🤖 AI Summary
This study investigates undergraduate students’ misuse of large language models (LLMs) for academic dishonesty in perceived violation scenarios within software engineering education, and its relationship to assessment design and instructional guidance. Drawing on a cross-national cross-sectional survey of 116 students—integrating questionnaires, quantitative statistics, and qualitative content analysis—the research systematically reveals that inappropriate LLM use occurs predominantly in programming assignments and routine coursework, while being less frequent but more clearly recognized as misconduct during examinations. Although students generally acknowledge the consequences of such behavior, they perceive institutional penalties as limited. The findings indicate that time pressure and ambiguous instructional guidance significantly correlate with LLM misuse, underscoring the need to reconceptualize learning objectives and redesign assessments to address the academic integrity challenges posed by AI technologies.
📝 Abstract
Background: Cheating in university education is commonly described as context dependent and influenced by assessment design, institutional norms, and student interpretation.

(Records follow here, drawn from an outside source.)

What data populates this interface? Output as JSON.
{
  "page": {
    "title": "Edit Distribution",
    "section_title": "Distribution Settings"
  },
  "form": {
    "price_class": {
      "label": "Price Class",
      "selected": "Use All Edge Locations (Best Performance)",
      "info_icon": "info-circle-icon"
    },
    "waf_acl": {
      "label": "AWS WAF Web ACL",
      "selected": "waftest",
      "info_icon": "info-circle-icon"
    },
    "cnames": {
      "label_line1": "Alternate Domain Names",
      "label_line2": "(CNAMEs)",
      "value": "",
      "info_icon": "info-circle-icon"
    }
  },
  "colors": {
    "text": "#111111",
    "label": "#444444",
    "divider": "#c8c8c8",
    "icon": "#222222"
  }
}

In software engineering education, programming oriented coursework has historically involved ambiguity around collaboration, reuse, and external assistance. Recently, large language models (LLMs) have introduced additional mediation in the production of code and related artifacts. Aims: This study investigates how software engineering students describe experiences of using LLMs in ways they perceived as inappropriate, disallowed, or misaligned with course expectations. Method: A cross sectional survey was conducted with 116 undergraduate software engineering students from multiple countries, combining quantitative summaries with qualitative data. Results: Reported LLM cheating practices occurred primarily in programming assignments, routine coursework, and documentation tasks, often in contexts of time pressure and unclear guidance. Use during quizzes and exams was less frequent and more consistently identified as a violation. Students reported awareness of academic and professional consequences regarding LLM cheating, while formal sanctions were perceived as limited. Conclusions: Our study indicates that reported LLM misuse in software engineering is associated with assessment and instructional conditions, suggesting a need for clearer alignment between assessment design, learning objectives, and expectations for LLM use.